I just wanted to share this New York Times article which I recently stumbled across. It was interesting in that it did a good job of summarizing my overall approach to investments over the past 20 years. The point of the article is that trying to beat the market mostly results in drastically worse performance in the end. But with a rational investment strategy of buying and holding low overhead index mutual funds, your investments will normally perform much better with less work and less risk.

My own take on it goes like this:
Imagine for a moment that you know with complete certainty that health care companies are going to outperform other kinds of stocks. So you sell your diversified mutual fund and buy a health care specific mutual fund. Good idea?

No, not at all. This is true even if you are totally 100% certain that health care companies will outperform other companies. Because the performance of a stock or a fund has very little to do with how well the underlying assets (i.e. companies) will do. It has to do with how much better or worse the underlying assets will do compared to what other people think. So if you know that health care companies will grow more, or make more money than other companies but a number of other people already know it and placed trades based on that knowledge, then you are too late to the party.

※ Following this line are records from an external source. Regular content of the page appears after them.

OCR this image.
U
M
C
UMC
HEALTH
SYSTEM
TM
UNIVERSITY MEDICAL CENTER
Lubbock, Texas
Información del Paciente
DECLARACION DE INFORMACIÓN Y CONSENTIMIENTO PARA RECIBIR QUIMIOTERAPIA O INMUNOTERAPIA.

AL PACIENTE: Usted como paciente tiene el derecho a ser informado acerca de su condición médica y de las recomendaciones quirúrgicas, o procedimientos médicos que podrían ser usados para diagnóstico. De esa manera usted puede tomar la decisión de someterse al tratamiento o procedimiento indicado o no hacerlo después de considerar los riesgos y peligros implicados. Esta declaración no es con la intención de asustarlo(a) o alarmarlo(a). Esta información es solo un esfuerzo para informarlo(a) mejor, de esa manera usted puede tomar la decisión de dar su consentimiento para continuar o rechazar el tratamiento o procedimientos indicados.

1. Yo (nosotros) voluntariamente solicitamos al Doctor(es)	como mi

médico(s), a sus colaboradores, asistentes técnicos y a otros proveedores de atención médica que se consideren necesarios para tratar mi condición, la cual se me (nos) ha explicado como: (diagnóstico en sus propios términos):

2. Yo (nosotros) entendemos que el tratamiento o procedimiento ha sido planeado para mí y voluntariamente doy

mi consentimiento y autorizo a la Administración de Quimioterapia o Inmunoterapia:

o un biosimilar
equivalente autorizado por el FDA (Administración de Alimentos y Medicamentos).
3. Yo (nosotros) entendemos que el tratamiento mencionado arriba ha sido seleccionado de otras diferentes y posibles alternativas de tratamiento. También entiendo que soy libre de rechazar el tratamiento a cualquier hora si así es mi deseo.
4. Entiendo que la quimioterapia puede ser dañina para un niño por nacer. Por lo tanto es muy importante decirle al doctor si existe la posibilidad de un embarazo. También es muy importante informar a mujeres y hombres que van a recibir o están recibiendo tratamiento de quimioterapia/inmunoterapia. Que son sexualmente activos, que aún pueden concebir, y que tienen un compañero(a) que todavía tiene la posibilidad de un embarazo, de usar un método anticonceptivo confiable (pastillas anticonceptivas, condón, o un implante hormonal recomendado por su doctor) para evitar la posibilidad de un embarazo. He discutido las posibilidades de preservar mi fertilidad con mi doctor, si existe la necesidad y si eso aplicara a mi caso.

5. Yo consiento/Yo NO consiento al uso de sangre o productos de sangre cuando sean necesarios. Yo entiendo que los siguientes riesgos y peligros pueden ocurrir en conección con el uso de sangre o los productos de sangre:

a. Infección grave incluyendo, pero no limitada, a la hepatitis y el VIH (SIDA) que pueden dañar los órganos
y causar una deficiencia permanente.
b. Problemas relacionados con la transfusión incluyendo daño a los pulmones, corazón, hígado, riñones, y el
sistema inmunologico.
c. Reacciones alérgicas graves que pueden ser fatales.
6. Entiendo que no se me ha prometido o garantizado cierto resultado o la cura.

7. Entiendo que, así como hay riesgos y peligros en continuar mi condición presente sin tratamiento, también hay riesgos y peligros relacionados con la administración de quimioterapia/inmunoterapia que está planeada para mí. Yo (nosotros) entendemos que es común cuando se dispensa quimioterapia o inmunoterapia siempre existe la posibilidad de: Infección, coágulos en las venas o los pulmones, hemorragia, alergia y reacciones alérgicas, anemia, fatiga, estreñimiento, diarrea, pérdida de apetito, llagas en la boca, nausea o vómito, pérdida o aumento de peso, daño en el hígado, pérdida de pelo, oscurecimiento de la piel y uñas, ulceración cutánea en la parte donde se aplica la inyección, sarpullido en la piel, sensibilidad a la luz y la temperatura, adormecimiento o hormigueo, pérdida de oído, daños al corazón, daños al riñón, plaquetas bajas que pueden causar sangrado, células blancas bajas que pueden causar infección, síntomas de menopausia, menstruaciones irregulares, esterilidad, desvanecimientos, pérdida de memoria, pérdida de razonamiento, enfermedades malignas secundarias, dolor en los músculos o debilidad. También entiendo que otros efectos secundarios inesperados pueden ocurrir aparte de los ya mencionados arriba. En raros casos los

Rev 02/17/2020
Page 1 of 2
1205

They’ve already driven up the price of buying the fund to the point that it is no longer a better deal than the diversified fund you already own. (If it was underpriced, why wouldn’t they have kept buying until it wasn’t underpriced anymore?) And since so many people buy based on “momentum”, the value may have already overshot the correct value and you are buying an overpriced asset. In which case, in addition to the costs associated with trading, the extra taxes you may be paying by selling your old fund, and the opportunity cost of keeping money uninvested while looking for an opportunity like this one, you’ve probably also paid more than this “promising fund” is worth.

So ask yourself, “do I have some specific knowledge about the future performance of an investment that other professional investors who spend millions of dollars searching out these kinds of opportunities don’t also know?” If the answer is “no”, then they will have already “bought low” and you are the sucker that they will “sell high” to.

Now ask yourself, “what am I good at?” Because the strategy that I’ve been using for the past 20 years and has done me very well is this:
Focus as much of your time and energy in something you enjoy doing and are good at in order to make as much money as you can (by working!). Then take the money you earned at what you are actually really good at and invest it in the absolutely most diversified funds you can find. Funds like this one from Vanguard. With an expense ratio of 0.25% and a diversification that spans stock markets around the world, it won’t beat the market, but it won’t do more than about 0.25% worse on average either.

(Side note: if you are actually considering buying a fund like that one, you should probably look into some diversified bond funds, also. But I’m not really trying to recommend funds. Just strategies. 😉

In the end, I’ve found that the return on investment of the stock market as a whole has been quite good. And looking back, my ability to make more money by focusing on my strengths has almost certainly resulted in increasing the value of my portfolio by more than “playing the markets” would have. And with much lower statistical risks associated with it.